En Masse Entertainment posted a short developer note update regarding the 64-bit client for TERA (which will be rolled out as part of patch v96).

K-TERA received the upgrade on May 28th; Bluehole/Krafton’s technical director Jin-ho Kim had a Q&A interview with Inven regarding the update which provides further details to the above linked note.

One of the key points he noted is that moving the client to 64-bit will remove one of the key limitations that prevented design and development teams from implementing new types of content.  Generally, they had to be careful since the game was really sitting on a foundation that wasn’t able to handle certain (read large scale) types of content.  Memory constraints with the 32-bit client impacted performance including loading in graphical assets; something that long time TERA players visually experienced with the texture loading prioritization default gray character model silhouettes and the FPS drops (where visual assets are automatically reduced) for the auto optimization system employed for Guardian Legion missions, as well as stability (due to the addressable memory limitations).

Kim said it was the TERA’s development teams wish for a long time due to the constraints on the type of content they could pursue.  And unsurprisingly, he mentioned it ended up being a “massive project” that took longer than expected and required a company effort.  While the graphics (assets, animations, skill effects) have not been changed, the prior techniques used for “optimization” are effectively lifted and thus some players will notice a graphics improvement (both performance and visually).  One of those constraints; level of detail (LOD) being drastically cut back for major regions has now been removed which translates into better overall visuals (a good example is how objects are rendered when they are far off in the distance).

As noted before, since they also upgraded the Unreal Engine 3 build to one of the final versions (before Unreal Engine 4 was deployed by Epic Games), this will also allow Bluehole to further optimize the graphics performance (and also increase some of the visuals) in the future.  Technical upgrades were also made including multithreaded rendering (taking advantage of multicore processors in most modern PC’s) as well as asynchronous loading which will eliminate that infamous screen freeze that happens as resources are loaded (again, normally seen in Guardian Legion missions).

Besides providing a new foundation to design new content for TERA, the team is also evaluating the official support of add-ons (which as of now, is via unsupported and at times, questionable client side modules).  There are some really good quality of life ones though and it would be nice to see an actual supported framework for them.  Kim did mention they are open to this possibility (but it will likely be a lower priority project).

Kim was also candid with some of the various bugs in the game (not surprising given the amount of stuff that has been added over the years by different development teams and their respective cast of rotating personnel).  It’s something they want to tackle but acknowledges it will take time to address.  He was also upfront about challenges with server side lag since they haven’t yet tackled server side optimization (which is actually where a lot of the spaghetti code logic involved with calculations take place) which they hope to deal with in the second half of this year.

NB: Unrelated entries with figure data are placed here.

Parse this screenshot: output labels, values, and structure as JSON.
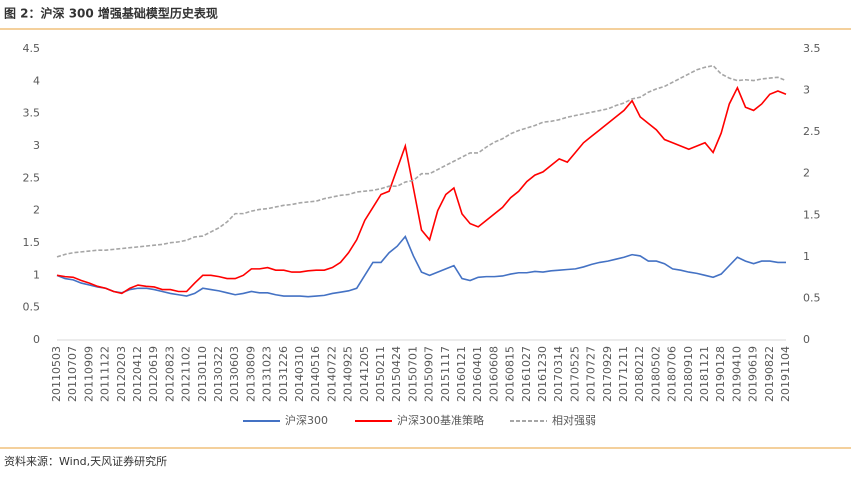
{
  "chart_data": {
    "type": "line",
    "title": "图 2：沪深 300 增强基础模型历史表现",
    "source": "资料来源：Wind,天风证券研究所",
    "categories": [
      "20110503",
      null,
      "20110707",
      null,
      "20110909",
      null,
      "20111122",
      null,
      "20120203",
      null,
      "20120412",
      null,
      "20120619",
      null,
      "20120823",
      null,
      "20121102",
      null,
      "20130110",
      null,
      "20130322",
      null,
      "20130603",
      null,
      "20130809",
      null,
      "20131023",
      null,
      "20131226",
      null,
      "20140310",
      null,
      "20140516",
      null,
      "20140722",
      null,
      "20140925",
      null,
      "20141205",
      null,
      "20150211",
      null,
      "20150424",
      null,
      "20150701",
      null,
      "20150907",
      null,
      "20151117",
      null,
      "20160121",
      null,
      "20160401",
      null,
      "20160608",
      null,
      "20160815",
      null,
      "20161027",
      null,
      "20161230",
      null,
      "20170314",
      null,
      "20170525",
      null,
      "20170727",
      null,
      "20170929",
      null,
      "20171211",
      null,
      "20180212",
      null,
      "20180502",
      null,
      "20180706",
      null,
      "20180910",
      null,
      "20181121",
      null,
      "20190128",
      null,
      "20190410",
      null,
      "20190619",
      null,
      "20190822",
      null,
      "20191104"
    ],
    "series": [
      {
        "name": "沪深300",
        "color": "#4472c4",
        "values": [
          1.0,
          0.95,
          0.93,
          0.88,
          0.85,
          0.82,
          0.8,
          0.75,
          0.73,
          0.78,
          0.8,
          0.8,
          0.78,
          0.75,
          0.72,
          0.7,
          0.68,
          0.72,
          0.8,
          0.78,
          0.76,
          0.73,
          0.7,
          0.72,
          0.75,
          0.73,
          0.73,
          0.7,
          0.68,
          0.68,
          0.68,
          0.67,
          0.68,
          0.69,
          0.72,
          0.74,
          0.76,
          0.8,
          1.0,
          1.2,
          1.2,
          1.35,
          1.45,
          1.6,
          1.3,
          1.05,
          1.0,
          1.05,
          1.1,
          1.15,
          0.95,
          0.92,
          0.97,
          0.98,
          0.98,
          0.99,
          1.02,
          1.04,
          1.04,
          1.06,
          1.05,
          1.07,
          1.08,
          1.09,
          1.1,
          1.13,
          1.17,
          1.2,
          1.22,
          1.25,
          1.28,
          1.32,
          1.3,
          1.22,
          1.22,
          1.18,
          1.1,
          1.08,
          1.05,
          1.03,
          1.0,
          0.97,
          1.02,
          1.15,
          1.28,
          1.22,
          1.18,
          1.22,
          1.22,
          1.2,
          1.2
        ]
      },
      {
        "name": "沪深300基准策略",
        "color": "#ff0000",
        "values": [
          1.0,
          0.98,
          0.97,
          0.92,
          0.88,
          0.83,
          0.8,
          0.75,
          0.72,
          0.8,
          0.85,
          0.83,
          0.82,
          0.78,
          0.78,
          0.75,
          0.75,
          0.88,
          1.0,
          1.0,
          0.98,
          0.95,
          0.95,
          1.0,
          1.1,
          1.1,
          1.12,
          1.08,
          1.08,
          1.05,
          1.05,
          1.07,
          1.08,
          1.08,
          1.12,
          1.2,
          1.35,
          1.55,
          1.85,
          2.05,
          2.25,
          2.3,
          2.65,
          3.0,
          2.35,
          1.7,
          1.55,
          2.0,
          2.25,
          2.35,
          1.95,
          1.8,
          1.75,
          1.85,
          1.95,
          2.05,
          2.2,
          2.3,
          2.45,
          2.55,
          2.6,
          2.7,
          2.8,
          2.75,
          2.9,
          3.05,
          3.15,
          3.25,
          3.35,
          3.45,
          3.55,
          3.7,
          3.45,
          3.35,
          3.25,
          3.1,
          3.05,
          3.0,
          2.95,
          3.0,
          3.05,
          2.9,
          3.2,
          3.65,
          3.9,
          3.6,
          3.55,
          3.65,
          3.8,
          3.85,
          3.8
        ]
      },
      {
        "name": "相对强弱",
        "color": "#a6a6a6",
        "axis": "y2",
        "dashed": true,
        "values": [
          1.0,
          1.03,
          1.05,
          1.06,
          1.07,
          1.08,
          1.08,
          1.09,
          1.1,
          1.11,
          1.12,
          1.13,
          1.14,
          1.15,
          1.17,
          1.18,
          1.2,
          1.24,
          1.25,
          1.3,
          1.35,
          1.42,
          1.52,
          1.52,
          1.55,
          1.57,
          1.58,
          1.6,
          1.62,
          1.63,
          1.65,
          1.66,
          1.67,
          1.7,
          1.72,
          1.74,
          1.75,
          1.78,
          1.79,
          1.8,
          1.82,
          1.85,
          1.85,
          1.9,
          1.92,
          2.0,
          2.0,
          2.05,
          2.1,
          2.15,
          2.2,
          2.25,
          2.25,
          2.32,
          2.38,
          2.42,
          2.48,
          2.52,
          2.55,
          2.58,
          2.62,
          2.63,
          2.65,
          2.68,
          2.7,
          2.72,
          2.74,
          2.76,
          2.78,
          2.82,
          2.85,
          2.9,
          2.92,
          2.98,
          3.02,
          3.05,
          3.1,
          3.15,
          3.2,
          3.25,
          3.28,
          3.3,
          3.2,
          3.15,
          3.12,
          3.13,
          3.12,
          3.14,
          3.15,
          3.16,
          3.12
        ]
      }
    ],
    "ylim": [
      0,
      4.5
    ],
    "yticks": [
      0,
      0.5,
      1,
      1.5,
      2,
      2.5,
      3,
      3.5,
      4,
      4.5
    ],
    "y2lim": [
      0,
      3.5
    ],
    "y2ticks": [
      0,
      0.5,
      1,
      1.5,
      2,
      2.5,
      3,
      3.5
    ],
    "legend": "bottom"
  }
}
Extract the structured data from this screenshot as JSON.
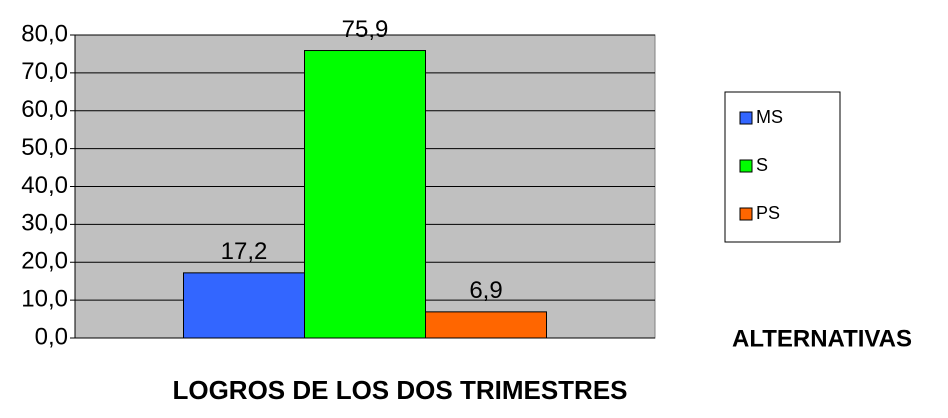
{
  "chart_data": {
    "type": "bar",
    "x_label": "LOGROS DE LOS DOS TRIMESTRES",
    "legend_title": "ALTERNATIVAS",
    "categories": [
      null
    ],
    "series": [
      {
        "name": "MS",
        "color": "#3366ff",
        "values": [
          17.2
        ],
        "value_labels": [
          "17,2"
        ]
      },
      {
        "name": "S",
        "color": "#00ff00",
        "values": [
          75.9
        ],
        "value_labels": [
          "75,9"
        ]
      },
      {
        "name": "PS",
        "color": "#ff6600",
        "values": [
          6.9
        ],
        "value_labels": [
          "6,9"
        ]
      }
    ],
    "ylim": [
      0,
      80
    ],
    "yticks": [
      {
        "value": 0,
        "label": "0,0"
      },
      {
        "value": 10,
        "label": "10,0"
      },
      {
        "value": 20,
        "label": "20,0"
      },
      {
        "value": 30,
        "label": "30,0"
      },
      {
        "value": 40,
        "label": "40,0"
      },
      {
        "value": 50,
        "label": "50,0"
      },
      {
        "value": 60,
        "label": "60,0"
      },
      {
        "value": 70,
        "label": "70,0"
      },
      {
        "value": 80,
        "label": "80,0"
      }
    ],
    "grid": true,
    "plot_background": "#c0c0c0",
    "legend": "right"
  }
}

As expected, the actual rollout for K-TERA wasn’t issue free. Players there still experienced technical problems including client crashes (bugs specific to the new client code are going to create this duality for awhile where players are expecting better stability, but are going to see bugs from completely different issues that were previously the root cause of crashes).

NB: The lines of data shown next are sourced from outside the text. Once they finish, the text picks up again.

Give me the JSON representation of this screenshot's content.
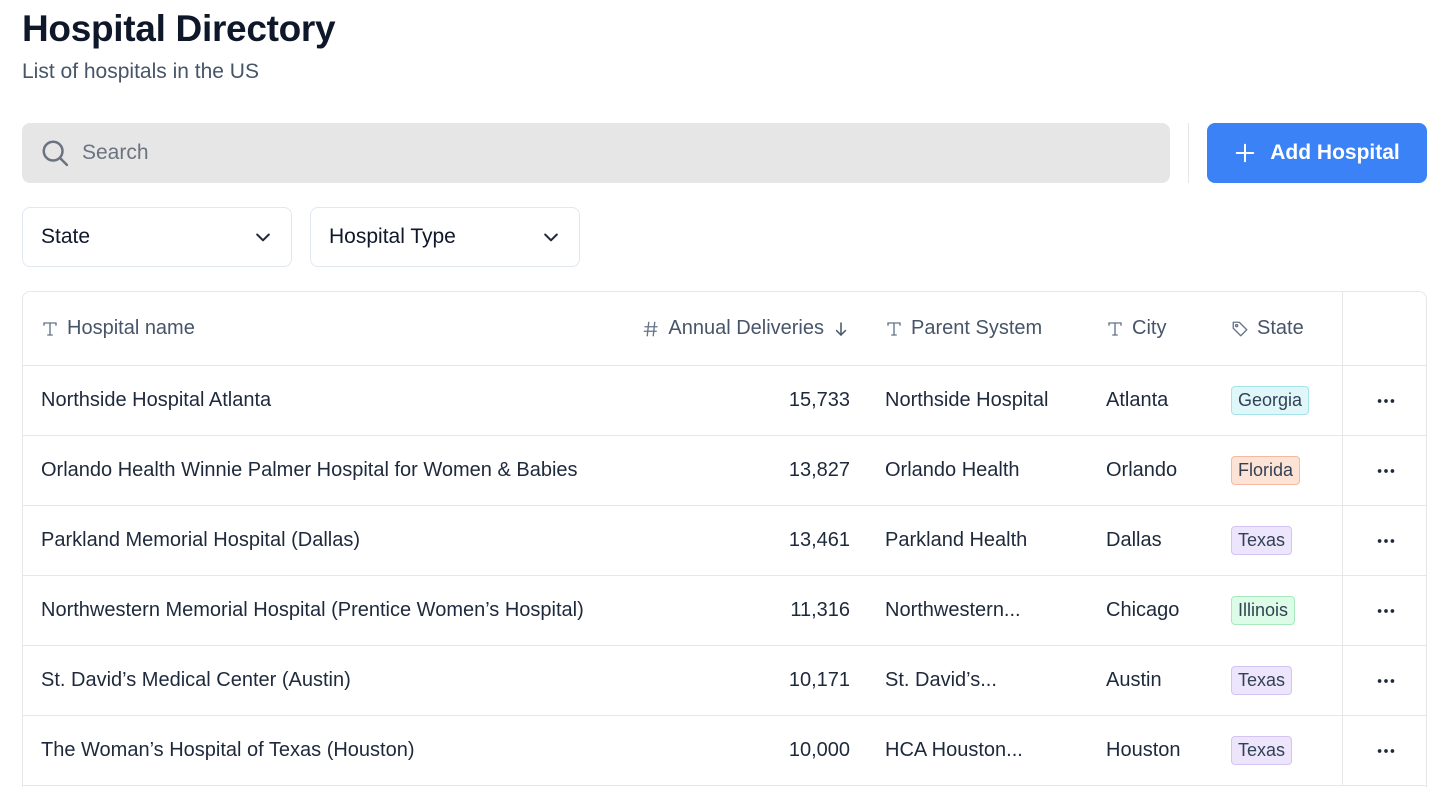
{
  "header": {
    "title": "Hospital Directory",
    "subtitle": "List of hospitals in the US"
  },
  "search": {
    "placeholder": "Search",
    "value": ""
  },
  "actions": {
    "add_label": "Add Hospital"
  },
  "filters": [
    {
      "label": "State"
    },
    {
      "label": "Hospital Type"
    }
  ],
  "table": {
    "columns": {
      "name": "Hospital name",
      "deliveries": "Annual Deliveries",
      "parent": "Parent System",
      "city": "City",
      "state": "State"
    },
    "rows": [
      {
        "name": "Northside Hospital Atlanta",
        "deliveries": "15,733",
        "parent": "Northside Hospital",
        "city": "Atlanta",
        "state": "Georgia",
        "state_bg": "#e0f7fa",
        "state_border": "#a5e3ec",
        "state_color": "#334155"
      },
      {
        "name": "Orlando Health Winnie Palmer Hospital for Women & Babies",
        "deliveries": "13,827",
        "parent": "Orlando Health",
        "city": "Orlando",
        "state": "Florida",
        "state_bg": "#fde2d6",
        "state_border": "#f5b8a0",
        "state_color": "#334155"
      },
      {
        "name": "Parkland Memorial Hospital (Dallas)",
        "deliveries": "13,461",
        "parent": "Parkland Health",
        "city": "Dallas",
        "state": "Texas",
        "state_bg": "#ede5fb",
        "state_border": "#d4c4f5",
        "state_color": "#334155"
      },
      {
        "name": "Northwestern Memorial Hospital (Prentice Women’s Hospital)",
        "deliveries": "11,316",
        "parent": "Northwestern...",
        "city": "Chicago",
        "state": "Illinois",
        "state_bg": "#dcfce7",
        "state_border": "#a7e8bd",
        "state_color": "#334155"
      },
      {
        "name": "St. David’s Medical Center (Austin)",
        "deliveries": "10,171",
        "parent": "St. David’s...",
        "city": "Austin",
        "state": "Texas",
        "state_bg": "#ede5fb",
        "state_border": "#d4c4f5",
        "state_color": "#334155"
      },
      {
        "name": "The Woman’s Hospital of Texas (Houston)",
        "deliveries": "10,000",
        "parent": "HCA Houston...",
        "city": "Houston",
        "state": "Texas",
        "state_bg": "#ede5fb",
        "state_border": "#d4c4f5",
        "state_color": "#334155"
      }
    ]
  },
  "icons": {
    "search": "search-icon",
    "add": "plus-icon",
    "dropdown": "chevron-down-icon",
    "text_column": "text-type-icon",
    "number_column": "hash-icon",
    "tag_column": "tag-icon",
    "sort": "arrow-down-icon",
    "row_menu": "more-horizontal-icon"
  },
  "colors": {
    "accent": "#3b82f6",
    "search_bg": "#e6e6e6"
  }
}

I thought the most funniest part of his interview was with “renewing the graphics”; where Kim talked with the various production people and artistic director (where they said they “wanted to do everything”).  Like any major project, it’s a matter of resources; time, money, and people.  And Kim acknowledged that the amount of work is “so large” that it is difficult now (but not out of the question).  Opinion:  what they really need to evaluate is the end goal.  It doesn’t make sense to invest the resources into trying to perform too much optimization around even the latest Unreal Engine 3 build.  If you are going to even considering redoing graphical assets, it really makes sense to just redo everything in Unreal Engine 4 at minimum or Unreal Engine 5.  Whether or not they are open to effectively rewriting the game code from scratch, is something they need to look at in the context of addressing the spaghetti code cruft (where the bulk of the bugs exist).

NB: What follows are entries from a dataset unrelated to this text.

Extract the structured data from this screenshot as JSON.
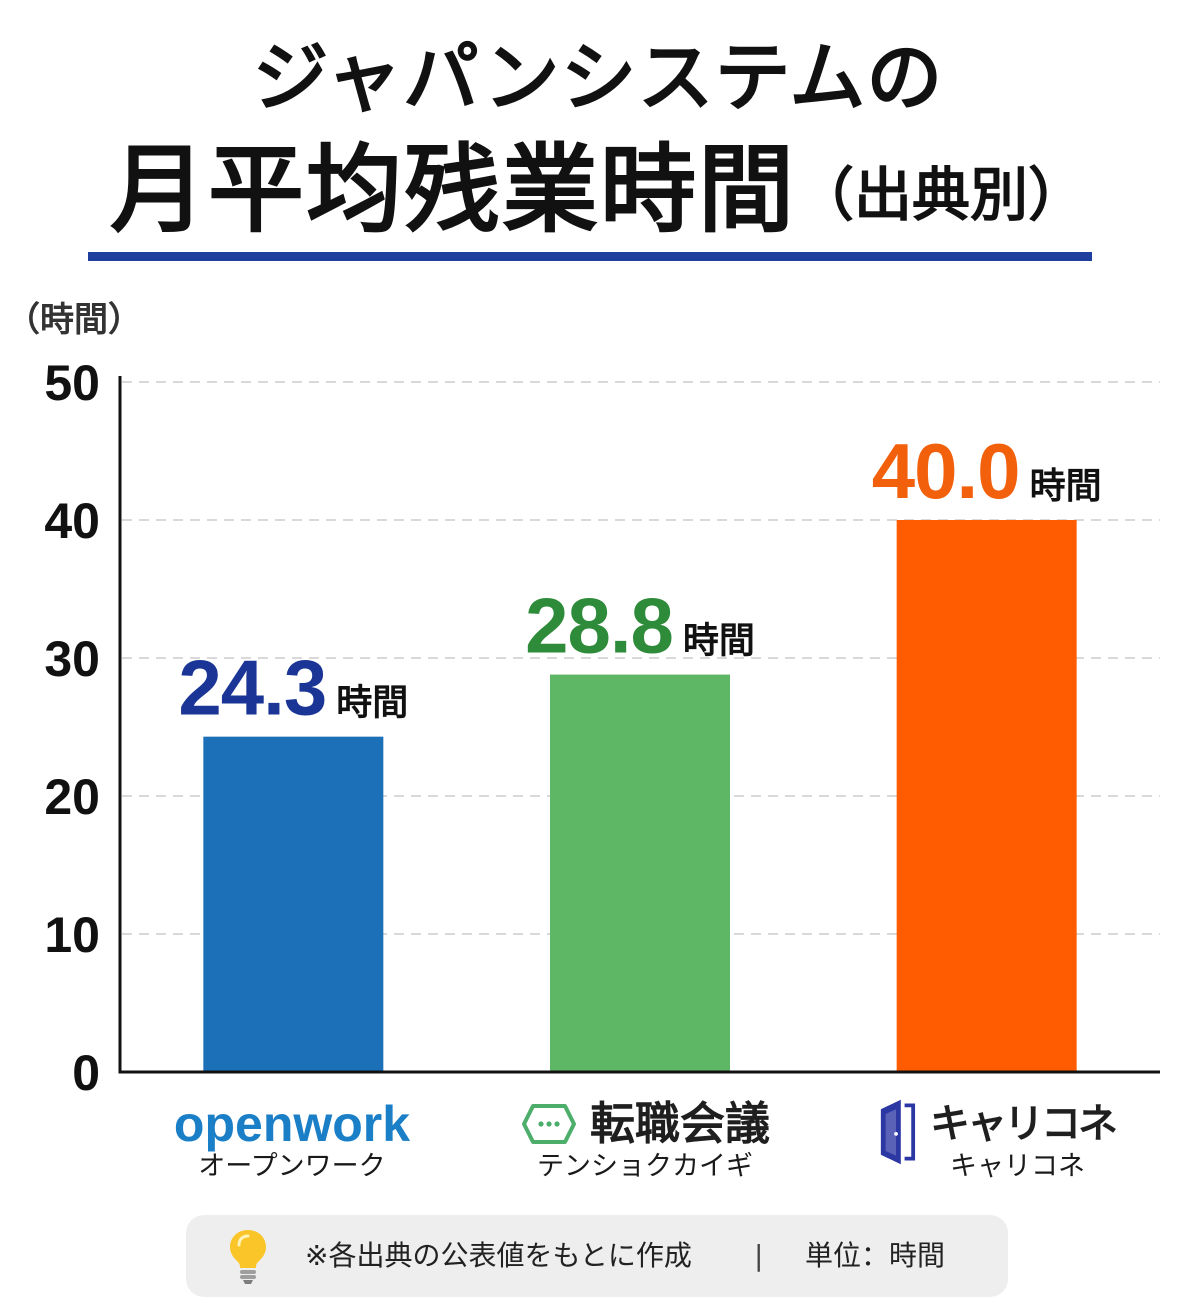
{
  "header": {
    "title_line1": "ジャパンシステムの",
    "title_line2": "月平均残業時間",
    "title_line2_note": "（出典別）",
    "underline_color": "#1f3f9f"
  },
  "chart_data": {
    "type": "bar",
    "categories": [
      "openwork",
      "転職会議",
      "キャリコネ"
    ],
    "category_readings": [
      "オープンワーク",
      "テンショクカイギ",
      "キャリコネ"
    ],
    "values": [
      24.3,
      28.8,
      40.0
    ],
    "value_labels": [
      "24.3",
      "28.8",
      "40.0"
    ],
    "value_unit": "時間",
    "ylabel": "（時間）",
    "ylim": [
      0,
      50
    ],
    "yticks": [
      0,
      10,
      20,
      30,
      40,
      50
    ],
    "grid": true,
    "bar_colors": [
      "#1b70b8",
      "#5db764",
      "#ff5b00"
    ],
    "value_label_colors": [
      "#1a3596",
      "#2e8b3a",
      "#f3600c"
    ],
    "category_colors": [
      "#1a7fc7",
      "#1f1f1f",
      "#1f1f1f"
    ],
    "category_icons": [
      null,
      "speech-bubble-icon",
      "door-icon"
    ],
    "category_icon_colors": [
      null,
      "#4cae6a",
      "#2b37a3"
    ]
  },
  "footer": {
    "icon": "lightbulb-icon",
    "note": "※各出典の公表値をもとに作成",
    "separator": "|",
    "unit_note": "単位：時間"
  }
}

Basically, it’s the exploding parts problem and it really does come down to resources (time, money, engineering personnel, coders, artists and animators) since it does amount to the sort of production resources that goes into creating new games.  The player side of me would love to see something like this come to fruition BUT the business hat wearing side of me does not see the case of it in a niche title like TERA.  Regardless, I cannot complain about a better foundation being put in place since it’s a better start than nothing at all.